There are those who see Foreign Minister Avigdor Lieberman’s comments about transferring the Triangle region and all its Arab residents to the Palestinian Authority as a devastating blow to Israel’s Arab citizens who, when push comes to shove, would prefer to live in Israel, despite their sloganeering.

But I’m prepared to move, provided that Palestine will be a real country in every way and not just a punching bag. Provided that this longed-for state will have defensible borders, and not porous ones that wink at the neighborhood bully. That there will a Palestinian Defense Force that will defend the state from the sickly hunger of one of its neighbors and that its air force will be able to scare off all attackers. That defensible territorial waters will be assured, with Palestinian missile boats on the lookout; moreover, those Palestinian territorial waters must be under full Palestinian sovereignty, so that there will be no need to worry about the neighbor’s missile boats. That all activities by the “hilltop youth” be stopped, or that they will be punished by Palestinian legal authorities. That the neighbor’s military will not conduct night raids with undercover forces.

Just to be sure, I would also ask that my neighbor, given its history of conquests, be stripped of its offensive weapons. And I’d want the freedom to act against those strongholds of aggression which dispatch the forces who carry out acts of death and destruction against my people. I would also want my future country, whose treasures and waters have been plundered, to receive adequate compensation that will help close decades-long gaps. If there’s any point in going further, I will do so during proper negotiations.

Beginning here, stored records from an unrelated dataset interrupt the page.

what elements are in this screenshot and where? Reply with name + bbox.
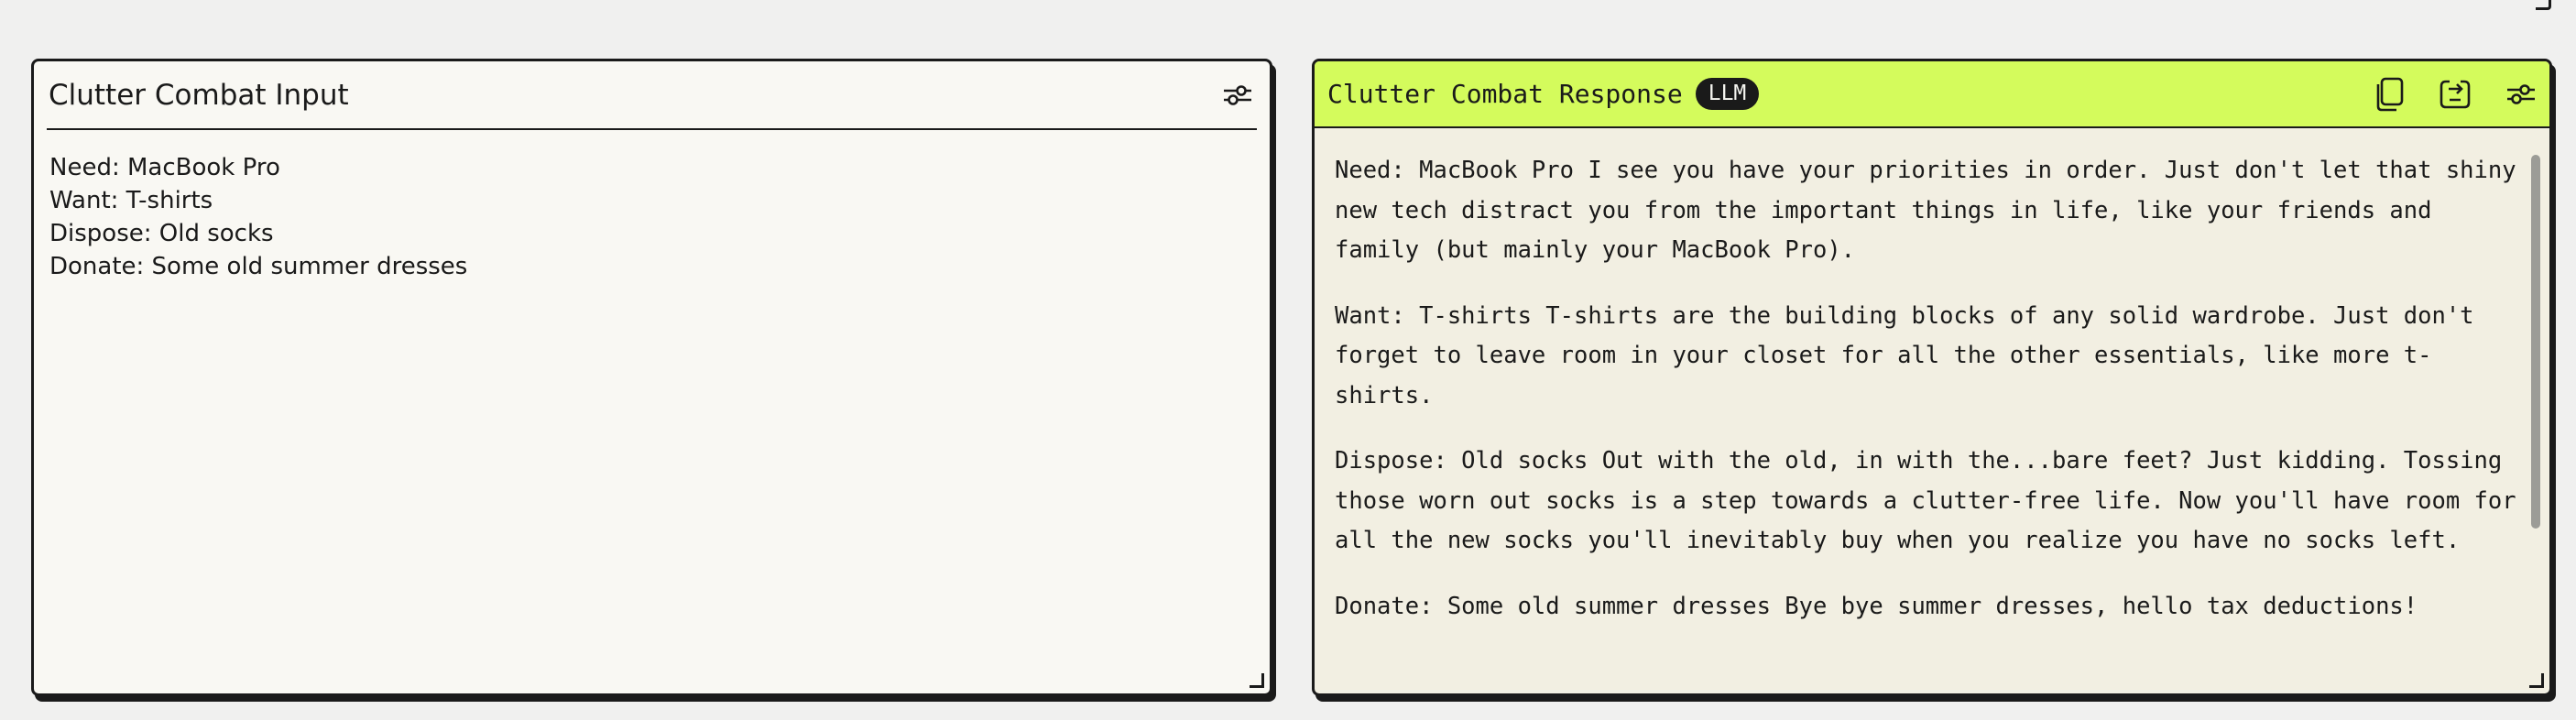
- response-settings-button[interactable]: [2502, 75, 2540, 114]
- sliders-icon: [1224, 84, 1251, 105]
- response-panel-title: Clutter Combat Response: [1327, 79, 1683, 109]
- input-panel-title: Clutter Combat Input: [49, 78, 349, 112]
- response-paragraph: Need: MacBook Pro I see you have your pr…: [1335, 157, 2516, 264]
- corner-resize-handle: [2536, 0, 2551, 10]
- export-icon: [2440, 80, 2471, 108]
- response-title-group: Clutter Combat Response LLM: [1327, 78, 1760, 110]
- response-panel-header: Clutter Combat Response LLM: [1315, 61, 2549, 128]
- response-header-actions: [2370, 75, 2540, 114]
- export-button[interactable]: [2436, 75, 2474, 114]
- response-paragraph: Want: T-shirts T-shirts are the building…: [1335, 301, 2474, 409]
- llm-badge: LLM: [1695, 78, 1760, 110]
- copy-button[interactable]: [2370, 75, 2408, 114]
- response-paragraph: Donate: Some old summer dresses Bye bye …: [1335, 592, 2418, 620]
- response-scrollbar[interactable]: [2531, 155, 2540, 529]
- sliders-icon: [2507, 83, 2535, 104]
- response-output: Need: MacBook Pro I see you have your pr…: [1335, 151, 2526, 693]
- input-textarea[interactable]: Need: MacBook Pro Want: T-shirts Dispose…: [49, 151, 1251, 675]
- input-panel-header: Clutter Combat Input: [47, 61, 1257, 130]
- copy-icon: [2376, 77, 2404, 111]
- input-settings-button[interactable]: [1218, 76, 1257, 115]
- response-panel: Clutter Combat Response LLM Need: MacBoo…: [1312, 59, 2552, 696]
- resize-handle[interactable]: [2529, 673, 2544, 688]
- input-panel: Clutter Combat Input Need: MacBook Pro W…: [31, 59, 1272, 696]
- response-paragraph: Dispose: Old socks Out with the old, in …: [1335, 447, 2516, 554]
- resize-handle[interactable]: [1250, 673, 1264, 688]
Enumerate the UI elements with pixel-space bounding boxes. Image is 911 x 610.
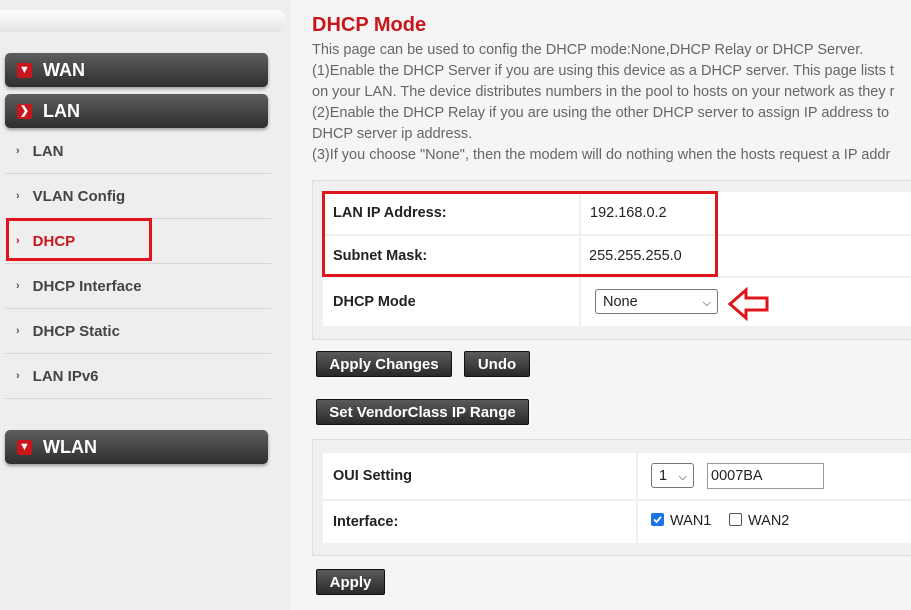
column-divider [636,453,638,499]
chevron-down-icon: ⌵ [678,470,687,483]
description-line: (1)Enable the DHCP Server if you are usi… [312,63,894,79]
oui-setting-label: OUI Setting [333,468,412,484]
sidebar-item-dhcp-interface[interactable]: › DHCP Interface [5,264,271,309]
oui-settings-panel: OUI Setting 1 ⌵ 0007BA Interface: WAN1 W… [312,439,911,556]
undo-button[interactable]: Undo [464,351,530,377]
sidebar-item-label: VLAN Config [32,187,126,205]
description-line: DHCP server ip address. [312,126,473,142]
oui-index-value: 1 [659,467,668,484]
description-line: (2)Enable the DHCP Relay if you are usin… [312,105,890,121]
oui-setting-row: OUI Setting 1 ⌵ 0007BA [323,453,911,499]
sidebar-item-label: DHCP Interface [32,277,142,295]
dhcp-highlight-box [6,218,152,261]
oui-value-input[interactable]: 0007BA [707,463,824,489]
arrow-left-icon [727,287,769,321]
dhcp-mode-row: DHCP Mode None ⌵ [323,278,911,326]
sidebar-item-lan-ipv6[interactable]: › LAN IPv6 [5,354,271,399]
wan1-checkbox[interactable] [651,513,664,526]
column-divider [579,278,581,326]
wan2-checkbox[interactable] [729,513,742,526]
menu-section-lan[interactable]: ❯ LAN [5,94,268,128]
column-divider [636,501,638,543]
chevron-right-icon: › [16,325,20,337]
menu-section-label: LAN [43,100,80,121]
dhcp-mode-select[interactable]: None ⌵ [595,289,718,314]
wan1-label: WAN1 [670,513,712,529]
description-line: (3)If you choose "None", then the modem … [312,147,891,163]
check-icon [653,516,662,524]
sidebar-top-bar [0,10,286,32]
sidebar-item-vlan-config[interactable]: › VLAN Config [5,174,271,219]
chevron-down-icon: ▼ [17,62,32,78]
menu-section-wan[interactable]: ▼ WAN [5,53,268,87]
apply-button[interactable]: Apply [316,569,385,595]
oui-index-select[interactable]: 1 ⌵ [651,463,694,488]
chevron-right-icon: › [16,280,20,292]
menu-section-wlan[interactable]: ▼ WLAN [5,430,268,464]
description-line: This page can be used to config the DHCP… [312,42,864,58]
sidebar-item-label: DHCP Static [32,322,120,340]
dhcp-mode-label: DHCP Mode [333,294,416,310]
sidebar-item-dhcp-static[interactable]: › DHCP Static [5,309,271,354]
set-vendorclass-button[interactable]: Set VendorClass IP Range [316,399,529,425]
chevron-right-icon: › [16,190,20,202]
main-content: DHCP Mode This page can be used to confi… [312,0,911,610]
chevron-right-icon: › [16,145,20,157]
interface-row: Interface: WAN1 WAN2 [323,501,911,543]
chevron-down-icon: ▼ [17,439,32,455]
oui-value-text: 0007BA [711,468,763,484]
sidebar: ▼ WAN ❯ LAN › LAN › VLAN Config › DHCP ›… [0,0,290,610]
interface-label: Interface: [333,514,399,530]
menu-section-label: WLAN [43,436,97,457]
sidebar-item-label: LAN IPv6 [32,367,99,385]
chevron-right-icon: › [16,370,20,382]
page-description: This page can be used to config the DHCP… [312,40,911,166]
apply-changes-button[interactable]: Apply Changes [316,351,452,377]
lan-ip-highlight-box [322,191,718,277]
sidebar-item-label: LAN [32,142,64,160]
page-title: DHCP Mode [312,14,427,36]
chevron-down-icon: ⌵ [702,296,711,309]
dhcp-mode-select-value: None [603,293,638,310]
wan2-label: WAN2 [748,513,790,529]
menu-section-label: WAN [43,59,85,80]
description-line: on your LAN. The device distributes numb… [312,84,895,100]
sidebar-item-lan[interactable]: › LAN [5,129,271,174]
chevron-right-icon: ❯ [17,103,32,119]
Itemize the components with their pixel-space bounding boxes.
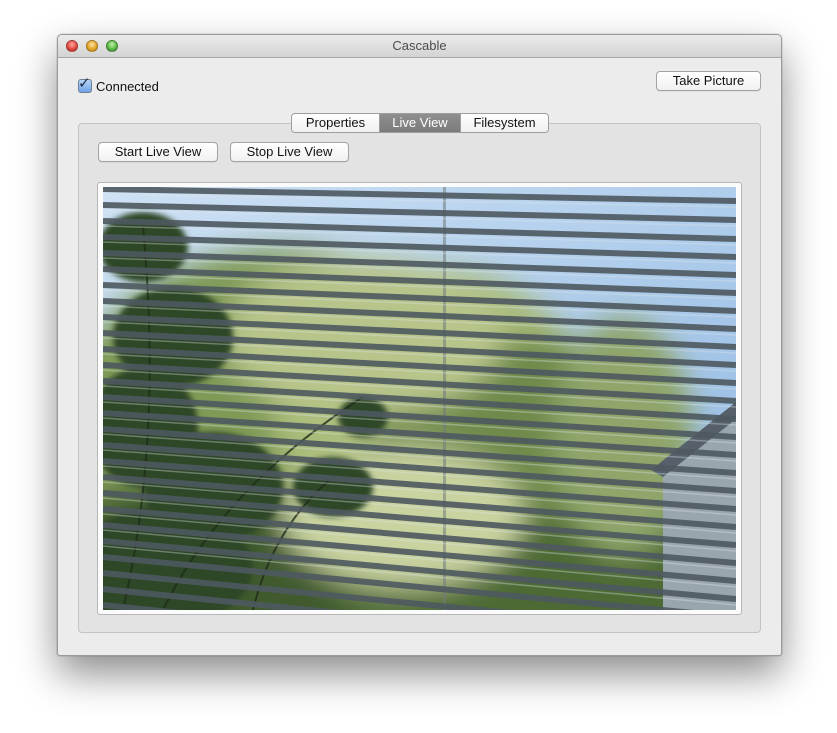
tab-properties[interactable]: Properties — [292, 114, 379, 132]
connected-label: Connected — [96, 78, 159, 94]
title-bar[interactable]: Cascable — [58, 35, 781, 58]
connected-checkbox[interactable]: ✓ — [78, 75, 92, 93]
app-window: Cascable ✓ Connected Take Picture Proper… — [57, 34, 782, 656]
stop-live-view-button[interactable]: Stop Live View — [230, 142, 349, 162]
tab-filesystem[interactable]: Filesystem — [460, 114, 548, 132]
tab-live-view[interactable]: Live View — [379, 114, 460, 132]
live-view-image — [103, 187, 736, 610]
start-live-view-button[interactable]: Start Live View — [98, 142, 218, 162]
connected-checkbox-row[interactable]: ✓ Connected — [78, 75, 159, 95]
tab-bar: Properties Live View Filesystem — [291, 113, 549, 133]
take-picture-button[interactable]: Take Picture — [656, 71, 761, 91]
checkmark-icon: ✓ — [78, 75, 91, 92]
window-title: Cascable — [392, 38, 447, 53]
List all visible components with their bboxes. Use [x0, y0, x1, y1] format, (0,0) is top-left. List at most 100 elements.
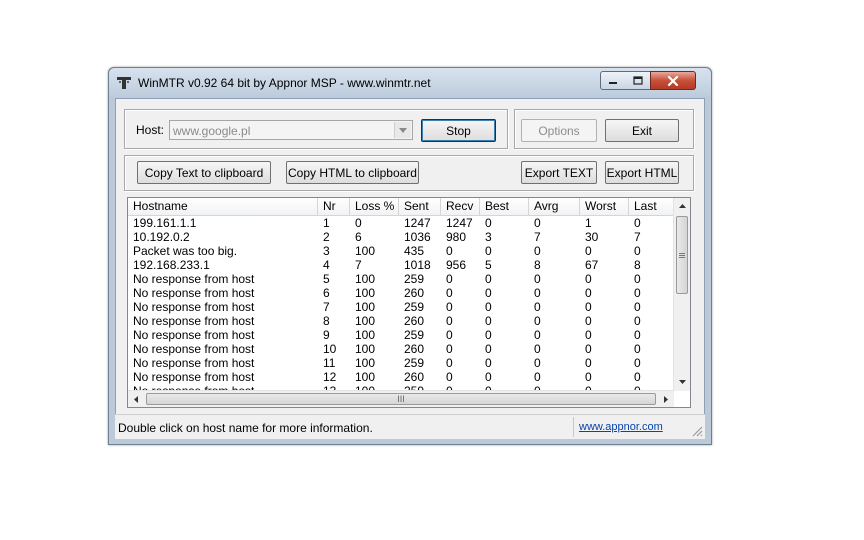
column-header[interactable]: Loss % [350, 198, 399, 215]
close-button[interactable] [650, 71, 696, 90]
scroll-left-button[interactable] [128, 391, 144, 407]
table-cell: 11 [323, 356, 336, 370]
export-html-button[interactable]: Export HTML [605, 161, 679, 184]
table-cell: 0 [585, 356, 592, 370]
status-separator [573, 417, 574, 437]
column-header[interactable]: Avrg [529, 198, 580, 215]
table-cell: 8 [534, 258, 541, 272]
table-cell: 100 [355, 356, 376, 370]
hostname-cell: No response from host [133, 272, 255, 286]
chevron-up-icon [678, 204, 686, 208]
table-cell: 0 [485, 370, 492, 384]
column-header[interactable]: Last [629, 198, 674, 215]
vertical-scroll-thumb[interactable] [676, 216, 688, 294]
table-cell: 0 [534, 272, 541, 286]
copy-html-button[interactable]: Copy HTML to clipboard [286, 161, 419, 184]
table-row[interactable]: No response from host 9 100 259 0 0 0 0 0 [128, 328, 674, 342]
table-cell: 100 [355, 244, 376, 258]
title-bar[interactable]: WinMTR v0.92 64 bit by Appnor MSP - www.… [109, 68, 711, 98]
stop-button[interactable]: Stop [421, 119, 496, 142]
table-cell: 0 [634, 216, 641, 230]
table-cell: 0 [585, 244, 592, 258]
copy-text-button[interactable]: Copy Text to clipboard [137, 161, 271, 184]
table-row[interactable]: No response from host 12 100 260 0 0 0 0 0 [128, 370, 674, 384]
host-input[interactable]: www.google.pl [173, 124, 250, 138]
table-cell: 0 [446, 244, 453, 258]
horizontal-scrollbar[interactable]: III [128, 390, 674, 407]
column-header[interactable]: Sent [399, 198, 441, 215]
scroll-up-button[interactable] [674, 198, 690, 214]
hostname-cell: No response from host [133, 300, 255, 314]
table-row[interactable]: No response from host 7 100 259 0 0 0 0 0 [128, 300, 674, 314]
minimize-icon [609, 81, 617, 84]
table-cell: 6 [355, 230, 362, 244]
table-cell: 0 [634, 286, 641, 300]
table-cell: 0 [534, 370, 541, 384]
table-cell: 0 [585, 286, 592, 300]
table-cell: 0 [634, 244, 641, 258]
table-cell: 0 [446, 370, 453, 384]
maximize-button[interactable] [625, 71, 651, 90]
table-cell: 30 [585, 230, 599, 244]
table-cell: 0 [485, 244, 492, 258]
table-row[interactable]: Packet was too big. 3 100 435 0 0 0 0 0 [128, 244, 674, 258]
table-cell: 260 [404, 370, 425, 384]
table-cell: 0 [355, 216, 362, 230]
hostname-cell: No response from host [133, 286, 255, 300]
scroll-right-button[interactable] [658, 391, 674, 407]
table-row[interactable]: No response from host 11 100 259 0 0 0 0 0 [128, 356, 674, 370]
table-row[interactable]: No response from host 8 100 260 0 0 0 0 0 [128, 314, 674, 328]
table-row[interactable]: No response from host 6 100 260 0 0 0 0 0 [128, 286, 674, 300]
table-cell: 100 [355, 314, 376, 328]
column-header[interactable]: Best [480, 198, 529, 215]
minimize-button[interactable] [600, 71, 626, 90]
table-cell: 7 [323, 300, 330, 314]
table-cell: 1018 [404, 258, 431, 272]
column-header[interactable]: Recv [441, 198, 480, 215]
scroll-down-button[interactable] [674, 374, 690, 390]
table-cell: 100 [355, 300, 376, 314]
table-cell: 100 [355, 328, 376, 342]
table-cell: 9 [323, 328, 330, 342]
column-header[interactable]: Hostname [128, 198, 318, 215]
options-button[interactable]: Options [521, 119, 597, 142]
table-row[interactable]: 10.192.0.2 2 6 1036 980 3 7 30 7 [128, 230, 674, 244]
appnor-link[interactable]: www.appnor.com [579, 421, 663, 433]
table-cell: 0 [534, 342, 541, 356]
table-cell: 100 [355, 272, 376, 286]
host-label: Host: [136, 123, 165, 137]
hostname-cell: 192.168.233.1 [133, 258, 210, 272]
table-cell: 100 [355, 342, 376, 356]
table-row[interactable]: No response from host 5 100 259 0 0 0 0 0 [128, 272, 674, 286]
table-cell: 7 [534, 230, 541, 244]
resize-grip-icon[interactable] [691, 425, 703, 437]
table-cell: 8 [634, 258, 641, 272]
host-combobox[interactable]: www.google.pl [169, 120, 413, 140]
table-cell: 3 [485, 230, 492, 244]
table-cell: 0 [534, 244, 541, 258]
column-header[interactable]: Nr [318, 198, 350, 215]
table-cell: 12 [323, 370, 337, 384]
table-row[interactable]: 199.161.1.1 1 0 1247 1247 0 0 1 0 [128, 216, 674, 230]
table-cell: 435 [404, 244, 425, 258]
column-header[interactable]: Worst [580, 198, 629, 215]
table-cell: 0 [534, 328, 541, 342]
export-text-button[interactable]: Export TEXT [521, 161, 597, 184]
trace-results-table[interactable]: Hostname Nr Loss % Sent Recv Best Avrg Worst Las… [127, 197, 691, 408]
table-cell: 7 [634, 230, 641, 244]
table-cell: 1 [323, 216, 330, 230]
hostname-cell: No response from host [133, 342, 255, 356]
vertical-scrollbar[interactable] [673, 198, 690, 391]
table-cell: 0 [585, 342, 592, 356]
table-cell: 0 [534, 356, 541, 370]
exit-button[interactable]: Exit [605, 119, 679, 142]
close-icon [667, 75, 679, 86]
table-cell: 0 [534, 314, 541, 328]
table-row[interactable]: 192.168.233.1 4 7 1018 956 5 8 67 8 [128, 258, 674, 272]
host-dropdown-button[interactable] [394, 122, 411, 138]
hostname-cell: 199.161.1.1 [133, 216, 197, 230]
table-cell: 0 [585, 272, 592, 286]
table-row[interactable]: No response from host 10 100 260 0 0 0 0 0 [128, 342, 674, 356]
table-body[interactable]: 199.161.1.1 1 0 1247 1247 0 0 1 0 10.192.0.2 2 6 103… [128, 216, 674, 392]
horizontal-scroll-thumb[interactable]: III [146, 393, 656, 405]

Now that Israel has destroyed, and continues to destroy, the lands of the intended state, Lieberman’s aim is to transfer Arabs from Israel to the Palestinian punching bag, so that they, too, can be subject to the harassment that is the lot of the veteran Palestinian population. In workers’ union parlance this is known as a worsening of conditions; courts punish business owners who worsen the conditions of their employees. The court, in our case, would be the International Criminal Court at The Hague, because to transfer a mass of innocent civilians to a country-sized prison camp is a type of crime against humanity.

If Lieberman were not around, the Palestinian propaganda machine would have to invent him. After all, his desire to remove citizens from the state of the Jews because of their origins also serves as an amazing argument against recognizing Israel as the Jewish state. A state in which non-Jews are considered property, to be moved from place to place as needed. And if its public face, its foreign minister, exudes racism – well, the nature of that country is clear.

But leaving Lieberman’s provocative discourse aside, the Arab public has to start speaking out clearly about what it wants. If Arabs do not want to be part of the Palestinian state, and justifiably so, and they do not want to live in a political and geographically autonomous area, and justifiably so – then they must declare out loud that the best thing for us is to remain Israeli citizens.

It’s about time that we fight in order not to be aliens in this country. To demand that its character be democratic and accepting of everyone, that its symbols represent everyone, and that everyone share in its resources. Because despite everything, there are some impressive islands of Jewish-Arab cooperation here and furthermore, despite everything, Israeli Arabs enjoy significant rights that we must fight to broaden.

It’s true that this creature known as the Arab citizen was not the product of a torrid night of love, but rather the product of a traumatic rape. Yet even this reject who everyone has disowned has the right to think about his future, without giving up his identity or affiliation with the Palestinian people, and to take part in the struggle for his rights. After 65 years, it’s time to move from being victims to being partners. It’s time to “switch discs” regarding our neighbors, the Jewish citizens, the overwhelming majority of whom were born after that traumatic night, and seek dialogue and cooperation. It’s much more promising than aversion and alienation.